A massive search effort is under way to find the airliner which is suspected of plunging into the South China Sea early on Sunday morning. There are reportedly 1000 people, 34 planes and 40 ships from nine nations scouring the search zone for clues, and yet by late on Tuesday night none had been able to find a piece of the plane or a signal from any of its tracking devices.
Malaysia Airlines Flight MH370 is a reminder of how big the seas are and of how agonising it can be to try to find something lost in them. Here’s why the Boeing 777-200 should be easier to find.
The Boeing 777 has a first-class safety record. The first, and only, fatal incident involving the model occurred in July of last year in San Francisco, when a plane landed short of the runway. Only three people were killed and one of the victims was struck down by a rescue truck after surviving the crash. This crash was attributed to pilot error.
“It’s definitely one of the safest planes out there,” says Ronald Bishop, head of aviation at Central Queensland University and former pilot in the US Air Force. The 777 also has up to four redundancy systems in place to kick in when things go wrong.
“There are several back-up ways of providing power if engines are lost to get on the ground safely,” says Mr Bishop, who also adds that these models have a way of automatically “checking themselves”.
“It’s amazing. The plane sends messages back to the maintenance operations with information on how it’s doing,” Mr Bishop explains. “According to reports so far, that didn’t happen in this case which is certainly interesting.”
The tracking technology
The “black box”, officially known as the Flight Data Recorder (FDR), contains mechanisms like the cockpit voice recorder (CVR) to capture an incident so authorities can review it later. Black box benefits usually kick in after a crisis.
Prior to an incident, the 777 has several methods of communicating:
- An automatic transponder on board sends constant signals out to identify the aircraft to others.
- A computer messaging system known as an ACARS (Aircraft Communications Addressing and Reporting System) sends messages to the Airline and other control systems similar to mobile phone texting.
- A radio allows pilots to communicate directly.
During a crisis, pilots can use the transponder to “squawk”, or send, a particular code to indicate strife to air traffic control.
“When reports say that flight 370 ‘disappeared off the radar’, what they are saying is that the pilots stopped squawking,” explains Mr Bishop.
After a major incident, the main hope is a beacon inside the black box which is activated by separation from the aircraft or a loss of power.

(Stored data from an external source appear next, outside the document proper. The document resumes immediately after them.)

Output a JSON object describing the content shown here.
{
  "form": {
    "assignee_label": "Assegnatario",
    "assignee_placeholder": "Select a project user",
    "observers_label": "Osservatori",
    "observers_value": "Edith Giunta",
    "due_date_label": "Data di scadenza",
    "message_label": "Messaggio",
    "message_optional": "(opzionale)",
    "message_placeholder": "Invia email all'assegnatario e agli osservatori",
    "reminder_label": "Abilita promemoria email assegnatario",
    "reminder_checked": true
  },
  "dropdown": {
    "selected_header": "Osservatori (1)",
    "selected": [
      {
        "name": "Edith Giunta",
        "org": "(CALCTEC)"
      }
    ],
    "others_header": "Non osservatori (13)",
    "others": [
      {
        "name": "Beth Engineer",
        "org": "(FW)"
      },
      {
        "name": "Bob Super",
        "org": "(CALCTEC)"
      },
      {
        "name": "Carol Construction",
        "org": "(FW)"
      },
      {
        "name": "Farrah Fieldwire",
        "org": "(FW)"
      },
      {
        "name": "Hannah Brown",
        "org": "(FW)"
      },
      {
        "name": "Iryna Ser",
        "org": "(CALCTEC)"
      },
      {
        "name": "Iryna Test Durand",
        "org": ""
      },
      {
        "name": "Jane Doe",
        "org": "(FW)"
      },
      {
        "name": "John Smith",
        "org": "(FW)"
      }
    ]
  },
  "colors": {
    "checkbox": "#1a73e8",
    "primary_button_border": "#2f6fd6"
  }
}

The beacon then starts emitting a code, creating a sonar noise underwater which translates to a radio signal above water. According to Mr Bishop, these boxes are “robust” and capable of surviving for up to 60 days depending on conditions.
The final frontier for tracking is space, with China’s defence ministry announcing that they will redeploy 10 satellites to search for the plane. There have been calls for the implementation of satellite tracking technology, allowing a constant stream of data back to the ground control. Although costly, a function like this would ensure up-to-date information is readily available.
When will the plane be found?
According to experts, it’s now just a matter of time.
It took two years to find the main wreckage of an Air France jet that plunged into the Atlantic Ocean in 2009. Closer to the area between Malaysia and Vietnam, where Saturday’s flight vanished, it took a week for debris from an Indonesian jet to be spotted in 2007. Today, the mostly intact fuselage still sits on the bottom of the ocean.
If the black box survived, which is likely, it’s out there emitting signals that could be picked up by the searching planes or ships.
These black boxes, which usually have a 30-day battery life, are “amazingly strong” according to Mary Schiavo, aviation lawyer and former Inspector General of the US Department of Transportation. Speaking to the ABC, Ms Schiavo said Air France flight 447, the last plane to vanish in 2009 due to a stall, had a black box which survived underwater for months, losing battery power but not the recordings it held.
Captain John M Cox, former US Airways pilot and current CEO of Safety Operating Systems, says it is not a matter of if but when the plane is found.
“I’m absolutely confident that we will find this airplane. This is not the first time we have had to wait a few days to find the wreckage.”